Democrats Distance Themselves from Rangel

Two House Dems have called for the former representative's resignation.

ByABC News
July 28, 2010, 8:32 AM

July 28, 2010 -- Several Democrats facing competitive elections began distancing themselves Tuesday from embattled New York Rep. Charles Rangel as a potentially damaging hearing on whether he violated House ethics rules drew near.

As Rangel's lawyers tried to negotiate a settlement to avoid a public ethics trial — set to begin Thursday — Democrats attempted to shift focus away from vulnerable lawmakers under pressure from GOP challengers over the Rangel controversy.
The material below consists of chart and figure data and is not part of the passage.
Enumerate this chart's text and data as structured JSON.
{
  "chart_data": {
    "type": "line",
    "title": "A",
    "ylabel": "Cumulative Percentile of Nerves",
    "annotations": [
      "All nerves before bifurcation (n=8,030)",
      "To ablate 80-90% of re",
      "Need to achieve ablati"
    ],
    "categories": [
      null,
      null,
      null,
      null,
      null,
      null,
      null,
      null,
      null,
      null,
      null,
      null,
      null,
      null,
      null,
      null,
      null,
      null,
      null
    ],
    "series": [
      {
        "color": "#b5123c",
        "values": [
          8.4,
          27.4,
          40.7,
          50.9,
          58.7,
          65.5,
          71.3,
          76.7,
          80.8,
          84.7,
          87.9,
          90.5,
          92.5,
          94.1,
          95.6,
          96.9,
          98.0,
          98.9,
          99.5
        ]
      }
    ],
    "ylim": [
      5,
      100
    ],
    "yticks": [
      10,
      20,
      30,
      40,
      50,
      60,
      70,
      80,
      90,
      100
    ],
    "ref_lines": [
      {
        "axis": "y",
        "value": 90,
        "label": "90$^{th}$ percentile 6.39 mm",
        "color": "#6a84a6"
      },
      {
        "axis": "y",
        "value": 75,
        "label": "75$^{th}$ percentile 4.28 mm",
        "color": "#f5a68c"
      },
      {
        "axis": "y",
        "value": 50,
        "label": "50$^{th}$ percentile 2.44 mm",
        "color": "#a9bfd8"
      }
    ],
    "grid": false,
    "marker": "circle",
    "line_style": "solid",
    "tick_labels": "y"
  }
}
"I think everyone would like to have it go away in the sense that this is not a pleasant process," said House Majority Leader Steny Hoyer, D-Md. Hoyer was peppered with questions about Rangel at a news conference designed to detail the party's message for the upcoming recess period in August.

An ethics subcommittee charged Rangel, a Democrat, with unspecified violations July 22 after an 18-month investigation into his fundraising, taxes and financial disclosure statements. The charges will be unveiled at the hearing — the first step in a process unfolding before the midterm elections.

Rep. Zoe Lofgren, D-Calif., chairwoman of the House ethics committee, denied that lawmakers were working on a plea deal with Rangel to avoid a trial. She told the Associated Press that Rangel's lawyers are negotiating with the committee's non-partisan staff.

If the negotiations result in an agreement, the committee could vote to accept it at the meeting this week.

Democratic leaders, including Hoyer, said the Rangel investigation demonstrates the ethics review process works, but a growing number of Democratic candidates are nevertheless trying to keep the imbroglio from becoming a factor in their races.

Idaho Rep. Walt Minnick became the second House Democrat to call for Rangel to resign, following Rep. Betty Sutton, D-Ohio, who made that request last week. Both are in competitive races this year, according to the non-partisan Cook Political Report.

"I always prefer to let voters decide whether or not someone should keep his or her seat," Minnick said in a statement. "However ... provided the facts are as alleged, I think it's clear that he should resign."